Attorney General Dominic Grieve was accused of complicity in a "cover-up" today after he ruled out an inquest into the death of Dr David Kelly.
The body of Dr Kelly, a government weapons inspector, was found in woods close to his Oxfordshire home in 2003, shortly after he had been revealed as the source of a BBC report questioning the accuracy of a government dossier arguing for the Iraq war.
The Hutton inquiry in 2004 found that Dr Kelly had committed suicide, and then-justice secretary Lord Falconer ruled the inquiry could take the place of an inquest in the coroner's court.
Speaking in the Commons, Mr Grieve told MPs that the evidence that Dr Kelly took his own life was "overwhelming."
There was no evidence to support claims he was murdered or "any kind of conspiracy theory," he said.
But a group of doctors led by Dr Stephen Frost has pointed out that Lord Hutton spent only half a day of his 24-day inquiry considering the cause of Dr Kelly's death.

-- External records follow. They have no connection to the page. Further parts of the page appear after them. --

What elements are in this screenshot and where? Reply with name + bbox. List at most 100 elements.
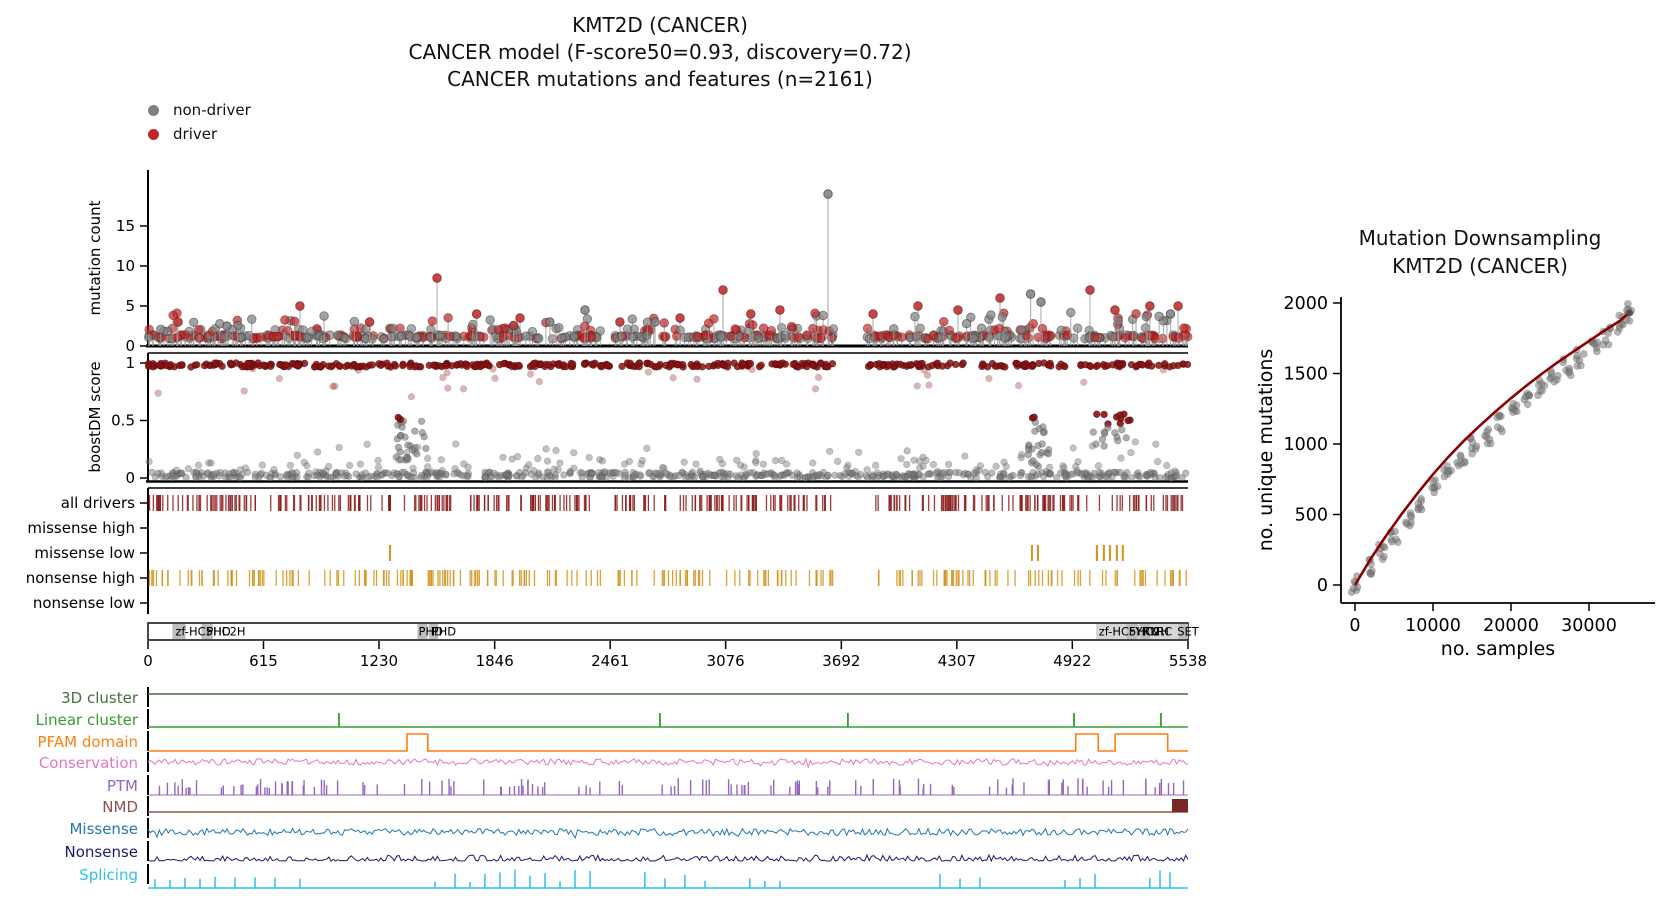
nondriver-dot bbox=[318, 333, 328, 344]
legend-label-driver: driver bbox=[173, 125, 218, 143]
score-dot-nondriver bbox=[692, 460, 700, 468]
score-dot-nondriver bbox=[976, 462, 984, 470]
score-dot-nondriver bbox=[1000, 458, 1008, 466]
driver-dot bbox=[173, 317, 183, 327]
downsampling-dot bbox=[1485, 435, 1494, 444]
feature-row-label: Missense bbox=[69, 820, 138, 838]
downsampling-dot bbox=[1468, 438, 1477, 447]
score-dot-nondriver bbox=[696, 467, 704, 475]
score-dot-nondriver bbox=[525, 461, 533, 469]
legend-item-nondriver: non-driver bbox=[148, 98, 251, 122]
nondriver-dot bbox=[236, 332, 246, 343]
score-dot-driver bbox=[156, 361, 164, 369]
score-dot-nondriver bbox=[680, 458, 688, 466]
feature-noise-line bbox=[147, 853, 1189, 863]
score-dot-nondriver bbox=[1089, 428, 1097, 436]
score-dot-nondriver bbox=[765, 469, 773, 478]
score-dot-driver bbox=[439, 374, 447, 382]
downsampling-dot bbox=[1493, 413, 1501, 422]
score-dot-nondriver bbox=[903, 460, 911, 469]
driver-dot bbox=[1145, 301, 1155, 311]
nondriver-dot bbox=[1113, 316, 1124, 326]
downsampling-y-tick-label: 1500 bbox=[1283, 365, 1328, 385]
score-dot-nondriver bbox=[855, 448, 863, 456]
downsampling-dot bbox=[1468, 449, 1476, 458]
boostdm-y-axis-label: boostDM score bbox=[86, 361, 104, 472]
nondriver-dot bbox=[534, 333, 544, 344]
domain-label: zf-HC5HC2H bbox=[175, 625, 245, 639]
downsampling-dot bbox=[1493, 423, 1502, 431]
score-dot-nondriver bbox=[374, 463, 383, 471]
score-dot-driver bbox=[411, 363, 419, 371]
nondriver-dot bbox=[557, 333, 567, 343]
score-dot-nondriver bbox=[145, 457, 153, 466]
score-dot-driver bbox=[733, 363, 742, 371]
score-dot-driver bbox=[1159, 366, 1167, 374]
driver-dot bbox=[144, 324, 154, 335]
score-dot-driver bbox=[828, 360, 837, 368]
score-dot-nondriver bbox=[716, 455, 724, 464]
score-dot-nondriver bbox=[303, 462, 311, 470]
nondriver-dot bbox=[1056, 325, 1066, 335]
driver-dot bbox=[194, 333, 205, 343]
downsampling-x-tick-label: 30000 bbox=[1561, 616, 1617, 636]
score-dot-nondriver bbox=[992, 462, 1000, 470]
protein-x-tick-label: 0 bbox=[143, 652, 153, 670]
score-dot-nondriver bbox=[543, 468, 551, 476]
score-dot-nondriver bbox=[534, 454, 542, 463]
score-dot-nondriver bbox=[893, 471, 901, 479]
score-dot-nondriver bbox=[407, 473, 415, 481]
score-dot-nondriver bbox=[172, 466, 180, 474]
feature-block-line bbox=[148, 733, 1188, 752]
downsampling-dot bbox=[1443, 467, 1452, 475]
downsampling-dot bbox=[1554, 372, 1562, 380]
feature-row-label: Conservation bbox=[39, 754, 138, 772]
score-dot-nondriver bbox=[1039, 423, 1047, 431]
score-dot-nondriver bbox=[522, 469, 530, 477]
score-dot-nondriver bbox=[1156, 474, 1164, 482]
score-dot-driver bbox=[1030, 413, 1038, 421]
nondriver-dot bbox=[961, 319, 972, 329]
score-dot-nondriver bbox=[552, 446, 560, 455]
score-dot-nondriver bbox=[502, 470, 510, 479]
score-dot-nondriver bbox=[1117, 454, 1125, 462]
score-dot-nondriver bbox=[192, 472, 200, 480]
score-dot-nondriver bbox=[915, 464, 924, 472]
nondriver-dot bbox=[976, 323, 987, 333]
downsampling-y-tick-label: 2000 bbox=[1283, 294, 1328, 314]
downsampling-dot bbox=[1380, 552, 1388, 561]
nondriver-dot bbox=[1141, 311, 1151, 322]
score-dot-nondriver bbox=[1127, 449, 1135, 457]
domain-label: PHD bbox=[206, 625, 231, 639]
score-dot-driver bbox=[394, 413, 402, 422]
score-dot-nondriver bbox=[363, 440, 371, 448]
score-dot-driver bbox=[1014, 381, 1023, 390]
score-dot-nondriver bbox=[566, 469, 574, 477]
score-dot-nondriver bbox=[236, 466, 245, 474]
score-dot-nondriver bbox=[901, 473, 909, 481]
score-dot-driver bbox=[391, 362, 400, 370]
downsampling-dot bbox=[1537, 380, 1546, 388]
score-dot-nondriver bbox=[1154, 458, 1162, 466]
downsampling-dot bbox=[1564, 368, 1573, 377]
score-dot-nondriver bbox=[216, 469, 224, 477]
nondriver-dot bbox=[1165, 309, 1176, 319]
score-dot-nondriver bbox=[598, 474, 606, 482]
score-dot-driver bbox=[491, 374, 499, 382]
score-dot-driver bbox=[407, 393, 416, 401]
score-dot-driver bbox=[335, 362, 343, 370]
score-dot-nondriver bbox=[864, 474, 872, 482]
score-dot-driver bbox=[327, 363, 335, 371]
score-dot-driver bbox=[500, 359, 508, 368]
nondriver-dot bbox=[468, 319, 478, 330]
score-dot-nondriver bbox=[658, 463, 667, 472]
score-dot-nondriver bbox=[759, 460, 767, 468]
score-dot-nondriver bbox=[324, 462, 333, 471]
track-row-label: missense high bbox=[27, 519, 135, 537]
score-dot-nondriver bbox=[417, 417, 426, 425]
score-dot-nondriver bbox=[194, 461, 203, 469]
score-dot-nondriver bbox=[398, 423, 406, 431]
score-dot-driver bbox=[789, 360, 797, 368]
driver-dot bbox=[1179, 323, 1189, 333]
score-dot-nondriver bbox=[740, 463, 748, 471]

They have denounced the Hutton report as a "whitewash" which "failed adequately to address the cause of death itself and the manner of death."
They further argued: "No coroner in the land would have reached a suicide verdict on the evidence which Lord Hutton heard."
Dr Frost said it was "very surprising and perplexing that the Attorney General today supports those who wish to deny Dr Kelly a proper inquest.
"This is clearly a political decision when it should have been a decision based solely on the law," he said.
"This government has now revealed itself to be complicit in a determined and concerted cover-up."